Quant au jihadisme, il a muté après l’effondrement de Daesh : c’est désormais un phénomène ductile, où des entrepreneurs de colère, omniprésents sur la toile, désignent des cibles à abattre, qu’exécutent des individus préalablement endoctrinés à la fois on line – en distanciel – et par la fréquentation de mosquées ou associations radicales – en présenciel. Mais ne sont pas transmis d’ordres à fonction opérationnelle, contrairement à l’usage des organisations précédentes. Ce « jihadisme d’atmosphère », complexe à contrôler par les services de sécurité, et qui a ensanglanté la France à l’automne à l’occasion du procès des attentats de Charlie Hebdo et de l’Hypercacher de Vincennes, a besoin d’être alimenté par des hauts fait glorieux qui galvanisent l’enthousiasme des adeptes et les motivent pour passer à l’acte : les images de pick-up pleins de barbus en kalachnikovs sur lesquels flotte la bannière blanche La ilah ila Allah [il n’y a de Dieu qu’Allah] vont en ce sens – faisant écho à la capture de Mossoul à l’été 2014 par Daesh, dont la bannière ne différait que par sa couleur noire.
La reprise de Kaboul par les Talibans en août 2021 s’inscrit, au terme de deux décennies qui ont vu croître puis péricliter successivement Al Qaïda et Daesh, dans ce nouveau contexte. L’idéologie des « étudiants en religion » de la nouvelle génération est identique à celle de leurs pères, mais l’environnement a changé. La bienveillance de Pékin, qui a reçu en grande pompe leur délégation, a pour contrepartie qu’ils n’hébergent pas de terroristes internationaux, contrairement à l’hospitalité prodiguée autrefois à Ben Laden par le mollah Omar (ni ne soutiennent les Ouighours réprimés en Chine). Mais l’effet d’enthousiasme de la chute de Kaboul a conforté, par-delà les jihadistes d’atmosphère qui s’en sont réjouis sur la toile, le Grand Récit de l’islamisme politique sunnite, de Hamas à Gaza jusqu’au Hayat Tahrir al Sham à Idlib, en passant par le chef de l’organisation française dissoute Baraka City, réfugié politique en Turquie.

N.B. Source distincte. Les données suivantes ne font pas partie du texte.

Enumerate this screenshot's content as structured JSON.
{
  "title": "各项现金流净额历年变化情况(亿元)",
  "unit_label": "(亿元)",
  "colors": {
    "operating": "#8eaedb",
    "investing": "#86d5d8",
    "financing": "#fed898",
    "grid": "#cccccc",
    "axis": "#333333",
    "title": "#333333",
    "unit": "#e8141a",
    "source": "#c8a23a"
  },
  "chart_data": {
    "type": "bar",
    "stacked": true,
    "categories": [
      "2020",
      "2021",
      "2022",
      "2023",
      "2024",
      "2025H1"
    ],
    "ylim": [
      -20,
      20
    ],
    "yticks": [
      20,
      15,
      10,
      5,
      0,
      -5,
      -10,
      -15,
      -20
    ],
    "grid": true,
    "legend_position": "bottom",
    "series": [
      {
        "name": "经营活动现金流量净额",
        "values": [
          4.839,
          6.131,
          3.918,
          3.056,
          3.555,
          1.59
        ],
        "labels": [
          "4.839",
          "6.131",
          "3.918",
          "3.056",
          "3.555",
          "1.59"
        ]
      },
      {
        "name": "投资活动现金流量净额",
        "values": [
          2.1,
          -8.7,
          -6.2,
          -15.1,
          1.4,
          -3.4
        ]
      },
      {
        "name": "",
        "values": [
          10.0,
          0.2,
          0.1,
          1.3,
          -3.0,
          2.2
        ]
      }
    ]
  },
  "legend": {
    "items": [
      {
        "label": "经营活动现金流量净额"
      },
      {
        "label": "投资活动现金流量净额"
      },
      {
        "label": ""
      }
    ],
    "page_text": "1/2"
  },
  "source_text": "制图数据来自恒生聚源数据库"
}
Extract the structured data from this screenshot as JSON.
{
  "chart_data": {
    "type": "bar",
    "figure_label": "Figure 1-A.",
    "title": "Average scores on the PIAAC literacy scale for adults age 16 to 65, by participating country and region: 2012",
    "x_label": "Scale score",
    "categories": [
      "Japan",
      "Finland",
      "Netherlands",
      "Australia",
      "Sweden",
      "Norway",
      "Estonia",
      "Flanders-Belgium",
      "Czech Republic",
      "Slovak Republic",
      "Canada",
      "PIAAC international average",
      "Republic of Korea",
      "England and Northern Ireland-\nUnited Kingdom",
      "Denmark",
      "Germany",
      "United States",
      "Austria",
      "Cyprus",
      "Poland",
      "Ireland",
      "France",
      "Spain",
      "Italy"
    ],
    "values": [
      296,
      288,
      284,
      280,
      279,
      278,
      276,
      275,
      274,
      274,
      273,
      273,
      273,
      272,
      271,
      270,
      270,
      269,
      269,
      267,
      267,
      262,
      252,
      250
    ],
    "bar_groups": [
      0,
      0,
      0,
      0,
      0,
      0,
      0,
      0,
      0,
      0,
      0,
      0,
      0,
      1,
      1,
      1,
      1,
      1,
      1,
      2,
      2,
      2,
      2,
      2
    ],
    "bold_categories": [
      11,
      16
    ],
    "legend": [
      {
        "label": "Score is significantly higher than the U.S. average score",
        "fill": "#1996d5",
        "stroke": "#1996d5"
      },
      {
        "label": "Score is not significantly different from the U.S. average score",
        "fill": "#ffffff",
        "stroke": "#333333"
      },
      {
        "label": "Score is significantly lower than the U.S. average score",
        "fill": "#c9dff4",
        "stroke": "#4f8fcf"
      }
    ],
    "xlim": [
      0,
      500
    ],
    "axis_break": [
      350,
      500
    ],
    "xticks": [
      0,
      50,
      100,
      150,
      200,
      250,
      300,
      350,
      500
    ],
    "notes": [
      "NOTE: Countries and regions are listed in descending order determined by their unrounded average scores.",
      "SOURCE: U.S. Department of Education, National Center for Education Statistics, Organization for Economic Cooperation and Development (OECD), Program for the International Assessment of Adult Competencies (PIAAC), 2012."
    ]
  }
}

Et au Moyen-Orient, Téhéran ne crie pas pour autant victoire : les massacres de chiites par les Taliban de l’ancienne génération ont laissé des traces profondes, et les millions d’immigrés afghans en Iran peuvent constituer un nouveau souci de sécurité, autour d’une frontière de près de 1000 km, qui, paradoxalement, affaiblirait la main de M. Raïssi dans les négociations en cours à Vienne avec la communauté internationale sur l’énergie nucléaire.
À la Maison-Blanche, on relativise la tempête médiatique chez les éditorialistes de politique étrangère, les yeux fixés sur les élections de mi-mandat de l’automne 2022 : l’électorat est las des « guerres interminables » et ruineuses dans les – stan, comme on surnomme par aphérèse les États de cette région. Et en Arabie Saoudite, une voix aussi écoutée que celle du prince Turki Al Fayçal, ancien patron du renseignement, estime que les aruspices prédisant le déclin de l’Amérique après le départ chaotique de Kaboul sont dans l’erreur : la créativité et l’inventivité des États-Unis en font toujours le partenaire de prédilection du royaume.